[Ingewand]
INGEWAND, z.n., o., des ingewands, of van het ingewand; meerv. ingewanden. Eene algemeene benaming van de inwendige deelen in het ligchaam van mensch en dier. Men gebruikt het, bij verzameling, in het enkelv. getal, meest: het ingewand uit een beest doen. Ook is het meerv. in gebruik, wanneer men van meer ingewanden spreekt: hij heeft al de ingewanden verbrand. Men gebruikt dit woord ook voor bijzondere deelen, als voor de lijfmoeder, baarmoeder: 't ongeboren wicht in 't ingewant der maeght. Vond. Voor het gedarmte: bezie eens, hoe zijn ingewanden krimpen. Vond. Ende alle sijne ingewanden zijn uytgestort.

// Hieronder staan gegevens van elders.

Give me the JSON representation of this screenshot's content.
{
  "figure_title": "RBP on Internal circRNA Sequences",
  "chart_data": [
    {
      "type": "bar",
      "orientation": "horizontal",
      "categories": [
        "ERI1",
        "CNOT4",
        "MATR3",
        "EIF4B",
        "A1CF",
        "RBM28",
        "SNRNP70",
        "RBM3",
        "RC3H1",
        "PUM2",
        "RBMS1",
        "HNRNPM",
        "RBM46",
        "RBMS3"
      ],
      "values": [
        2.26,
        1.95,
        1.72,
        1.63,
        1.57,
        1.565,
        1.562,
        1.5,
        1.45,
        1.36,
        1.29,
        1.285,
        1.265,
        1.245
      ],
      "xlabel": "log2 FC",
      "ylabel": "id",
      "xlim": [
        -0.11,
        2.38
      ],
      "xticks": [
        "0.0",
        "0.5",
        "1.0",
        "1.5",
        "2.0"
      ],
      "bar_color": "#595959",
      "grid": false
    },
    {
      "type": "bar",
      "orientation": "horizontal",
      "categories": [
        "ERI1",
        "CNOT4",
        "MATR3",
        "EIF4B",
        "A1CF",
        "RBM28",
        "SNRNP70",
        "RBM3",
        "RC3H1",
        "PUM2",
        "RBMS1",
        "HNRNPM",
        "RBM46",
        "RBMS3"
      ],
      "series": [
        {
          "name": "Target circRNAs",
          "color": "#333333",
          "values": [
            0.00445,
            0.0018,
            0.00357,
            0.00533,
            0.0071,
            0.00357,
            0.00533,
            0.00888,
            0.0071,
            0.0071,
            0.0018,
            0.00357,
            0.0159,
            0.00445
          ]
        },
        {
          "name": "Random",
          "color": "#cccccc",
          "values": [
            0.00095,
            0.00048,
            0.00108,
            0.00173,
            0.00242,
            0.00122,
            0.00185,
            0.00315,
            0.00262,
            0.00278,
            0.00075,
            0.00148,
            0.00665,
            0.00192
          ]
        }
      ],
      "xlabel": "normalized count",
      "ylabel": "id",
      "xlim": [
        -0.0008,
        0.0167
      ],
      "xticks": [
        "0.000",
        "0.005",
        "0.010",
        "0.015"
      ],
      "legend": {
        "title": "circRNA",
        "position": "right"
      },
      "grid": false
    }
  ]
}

Bijbelv. Het gerommel mijns ingewandts. Bijbelv. Voor ingewand, zeide men oudt. ook inader: en stortte syn inader op die aerde en hij is doot. Bijb. 1477. Ook inghedoe: moederlijke inghedoe. Tafelb. Bij Kil. inghedom. Figuurlijk, voor andere inwendige deelen van iets: het ingewand der aerde. Vond. Binnenste deelen eens lands: voorgenomen hebbende tot de ingewanden van Asië door te breken. Bogaert. Met den vijandt in 't ingewandt. Hooft. Eigene inwoners en landgenoten, in tegenstelling van vreemden en vijanden: zich teegens 't gevaar te verzeekeren, dat uit haar eijghen ingewant opstaan moght'. Hooft. Van hier de spreekwijs: in eigen ingewand wroeten, wanneer een volk, door inwendige verdeeldheid, zich zelf verzwakt. Kinderen worden het ingewand, of de
ingewanden der Ouderen geheten: en eetende met smaak zijn eigen ingewant, zijnen Zoon. Vond. t' onmenschlijk wroeten in mijn eigen ingewanden, Izaak slagten. Hoogvl. Ik sal mij van mijn soon, mijn ingewant, afscheuren. Fr. v. Dorp.